The connection between a society's wealth and its demographics is cyclical. At first, with fertility declining and the workforce aging, there are proportionately fewer children to raise and educate. This is good: It frees up female labor to join the formal economy and allows for greater investment in the education of each remaining child. All else being equal, both factors stimulate economic development. Japan went through this phase in the 1960s and 1970s, with the other Asian countries following close behind. China is benefiting from it now.Then, however, the outlook turns bleak. Over time, low birth rates lead not only to fewer children, but also to fewer working-age people just as the percentage of dependent elders explodes. This means that as population aging runs its course, it might well go from stimulating the economy to depressing it. Fewer young adults means fewer people needing to purchase new homes, new furniture, and the like, as well as fewer people likely to take entrepreneurial risks. Aging workers become more interested in protecting existing jobs than in creating new businesses. Last-ditch efforts to prop up consumption and home values may result in more and more capital flowing into expanded consumer credit, creating financial bubbles that inevitably burst (sound familiar?).
The part that stands out to me is the increasing numbers of females in the workforce and less children to educate. That reminds me of Pittsburgh's recent history and the impressive gains in educational attainment. The region is, demographically, akin to China and on the road to becoming Japan (the second paragraph). The analogy isn't perfect, but the stated risks are palpable.
The wildcard is immigration. Japan's xenophobia is infamous. So is Pittsburgh's parochialism. I think either could be overcome. I'm not sure that's a practical solution. From the above article about global demography:
The trick will be restoring what, in the days of family-owned farms and small businesses, was once true: that babies are an asset rather than a burden. Imagine a society in which parents get to keep more of the human capital they form by investing in their children. Imagine a society in which the family is no longer just a consumer unit, but a productive enterprise. The society that figures out how to restore the economic foundation of the family will own the future. The alternative is poor and gray indeed.

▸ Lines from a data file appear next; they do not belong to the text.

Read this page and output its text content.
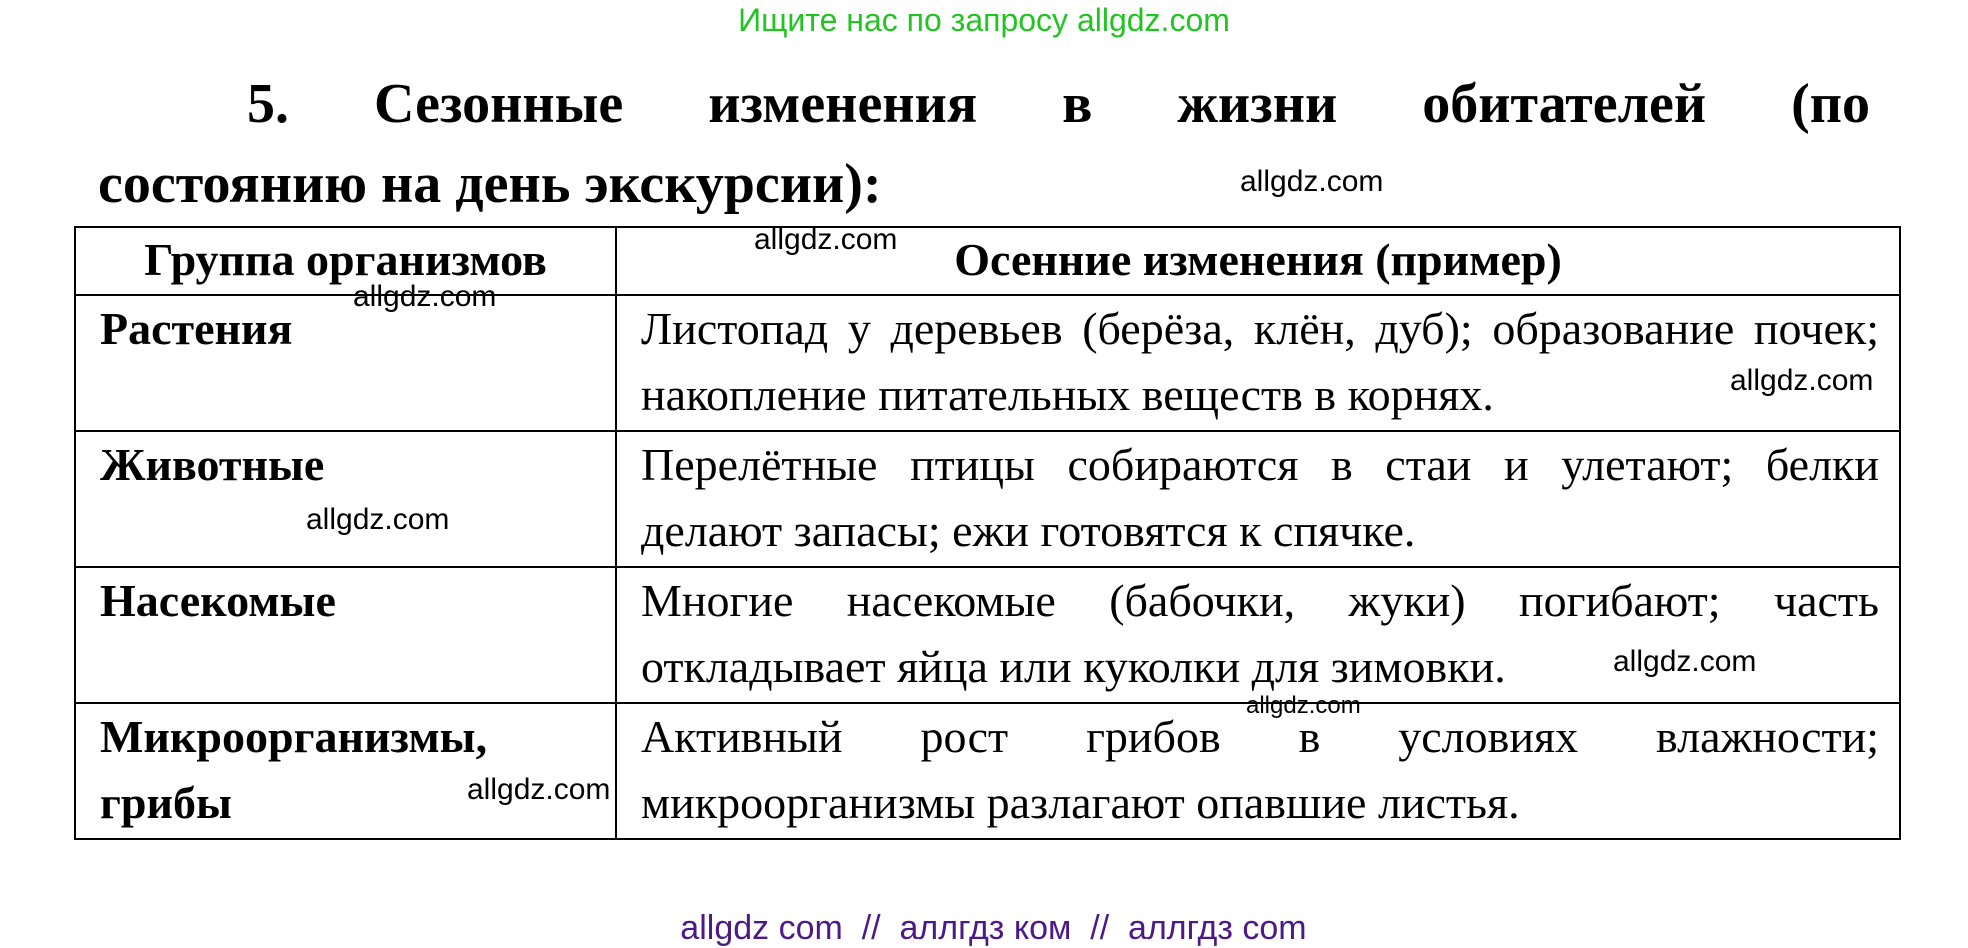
Ищите нас по запросу allgdz.com
5. Сезонные изменения в жизни обитателей (по
состоянию на день экскурсии):
Группа организмов	Осенние изменения (пример)
Растения	Листопад у деревьев (берёза, клён, дуб); образование почек; накопление питательных веществ в корнях.
Животные	Перелётные птицы собираются в стаи и улетают; белки делают запасы; ежи готовятся к спячке.
Насекомые	Многие насекомые (бабочки, жуки) погибают; часть откладывает яйца или куколки для зимовки.
Микроорганизмы, грибы	Активный рост грибов в условиях влажности; микроорганизмы разлагают опавшие листья.
allgdz.com
allgdz.com
allgdz.com
allgdz.com
allgdz.com
allgdz.com
allgdz.com
allgdz.com

allgdz com  //  аллгдз ком  //  аллгдз com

Demography Matters is skeptical of the proposed policy avenue. I'm optimistic for reasons likely unintended or unconsidered by the author. The issue is framed as a brain drain from the family. What's the return on investment? This is how communities think. For example, Louisiana:
While other states think of development in terms of research centers and technology, Louisiana approaches it in terms of third-world labor. Sutherlin observed that two recent development projects here include $50 million for a chicken-plucking plant and $40 million to make sweet potatoes into French fries. Governor Jindal's office released a letter last year in which it was argued, astonishingly, that we're over-educating people for the Louisiana workforce, a workforce that should apparently consist of chicken pluckers and fry-chefs. Some legislators think the way to reduce high school dropout rates is to reduce high school math and English requirements. Others think that because college graduates leave the state, we should produce fewer college graduates and not train the ones we do produce to the point that out-of-state employers would want them. TOPS, a state scholarship program for our best students, is in budget-cutters' cross hairs. My university has eliminated programs in chemistry and physics, among others, as its budget has been cut nearly in half over the last three years. Who needs science, anyway? Not chicken pluckers. Mathematics was on the chopping block (math!), excessive numeracy being something we want to avoid.
Polemics aside, metros and states essentially make the argument that we shouldn't invest in education when they talk about brain drain. If sending more educated adults out into the world to succeed had greater returns for the homeland (i.e. family), then we would have more children. We'd invest more in human capital. Convincing people who have no kids in the area to pay more taxes for schools is a tough sell. The typical response is Border Guard Bob. Obviously, Bob isn't a game-changer.
Diaspora networking is a game-changer. We can't afford to ignore the demographic and economic opportunities embodied in expatriates. That doesn't mean giving up on increasing immigration to the region. On the contrary, it means using the diaspora to attract foreign born talent. Appropriately, China has the same potential. Its best and brightest are scattered all over the world. That talent migration is a check against graying of the country. Both China and Pittsburgh are fortunate to have such an asset.